Estimating Probability Densities with Transformer and Denoising Diffusion
Henry W. Leung, Jo Bovy, Joshua S. Speagle
TL;DR
This work tackles the limitation of scalar predictions in scientific regression by introducing an encoder-only Transformer equipped with a denoising diffusion probabilistic model head to estimate conditional probability densities. The model can generate samples and densities conditioned on arbitrary input combinations, enabling non-Gaussian and multimodal outputs. Demonstrations on Galactic stellar data and a California Housing dataset show that the method recovers training densities, produces sensible conditional densities, and even constructs multi-dimensional distributions through sequential conditioning, offering a flexible and scalable density emulator for scientific foundation models. This approach enhances uncertainty quantification and applicability of large-scale foundation models to complex, high-dimensional scientific inference tasks.
Abstract
Transformers are often the go-to architecture to build foundation models that ingest a large amount of training data. But these models do not estimate the probability density distribution when trained on regression problems, yet obtaining full probabilistic outputs is crucial to many fields of science, where the probability distribution of the answer can be non-Gaussian and multimodal. In this work, we demonstrate that training a probabilistic model using a denoising diffusion head on top of the Transformer provides reasonable probability density estimation even for high-dimensional inputs.
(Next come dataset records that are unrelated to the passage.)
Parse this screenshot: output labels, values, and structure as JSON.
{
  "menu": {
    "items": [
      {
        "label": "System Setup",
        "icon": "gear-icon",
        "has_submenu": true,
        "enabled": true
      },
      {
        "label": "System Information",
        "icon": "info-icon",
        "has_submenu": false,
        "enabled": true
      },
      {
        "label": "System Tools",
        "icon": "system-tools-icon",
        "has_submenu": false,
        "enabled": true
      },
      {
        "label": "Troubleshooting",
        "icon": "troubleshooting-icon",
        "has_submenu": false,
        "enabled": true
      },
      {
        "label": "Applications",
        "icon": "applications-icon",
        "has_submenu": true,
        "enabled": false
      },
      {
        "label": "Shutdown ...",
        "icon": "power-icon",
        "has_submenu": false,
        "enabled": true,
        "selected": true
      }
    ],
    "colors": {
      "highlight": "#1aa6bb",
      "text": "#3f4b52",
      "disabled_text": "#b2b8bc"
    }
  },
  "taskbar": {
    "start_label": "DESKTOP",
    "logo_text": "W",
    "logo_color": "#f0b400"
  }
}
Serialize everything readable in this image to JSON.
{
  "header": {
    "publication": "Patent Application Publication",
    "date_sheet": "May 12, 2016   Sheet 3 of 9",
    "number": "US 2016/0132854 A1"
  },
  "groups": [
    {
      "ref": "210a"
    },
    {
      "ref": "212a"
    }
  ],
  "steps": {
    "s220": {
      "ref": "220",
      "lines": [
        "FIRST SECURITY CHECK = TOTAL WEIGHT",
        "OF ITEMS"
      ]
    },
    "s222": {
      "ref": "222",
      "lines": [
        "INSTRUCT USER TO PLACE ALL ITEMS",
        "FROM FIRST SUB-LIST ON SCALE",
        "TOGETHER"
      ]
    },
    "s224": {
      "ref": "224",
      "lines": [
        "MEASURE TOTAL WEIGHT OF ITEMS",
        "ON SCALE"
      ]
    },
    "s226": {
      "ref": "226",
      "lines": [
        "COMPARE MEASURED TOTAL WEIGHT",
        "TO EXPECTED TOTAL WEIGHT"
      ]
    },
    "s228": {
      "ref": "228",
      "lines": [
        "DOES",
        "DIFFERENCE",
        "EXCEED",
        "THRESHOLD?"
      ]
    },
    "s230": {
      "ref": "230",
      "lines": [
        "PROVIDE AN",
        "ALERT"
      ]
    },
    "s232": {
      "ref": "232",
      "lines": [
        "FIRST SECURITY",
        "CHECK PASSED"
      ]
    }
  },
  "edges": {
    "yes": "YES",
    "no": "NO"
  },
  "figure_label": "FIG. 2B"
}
The combined Transformer+Denoising Diffusion model allows conditioning the output probability density on arbitrary combinations of inputs and it is thus a highly flexible density function emulator of all possible input/output combinations. We illustrate our Transformer+Denoising Diffusion model by training it on a large dataset of astronomical observations and measured labels of stars within our Galaxy and we apply it to a variety of inference tasks to show that the model can infer labels accurately with reasonable distributions.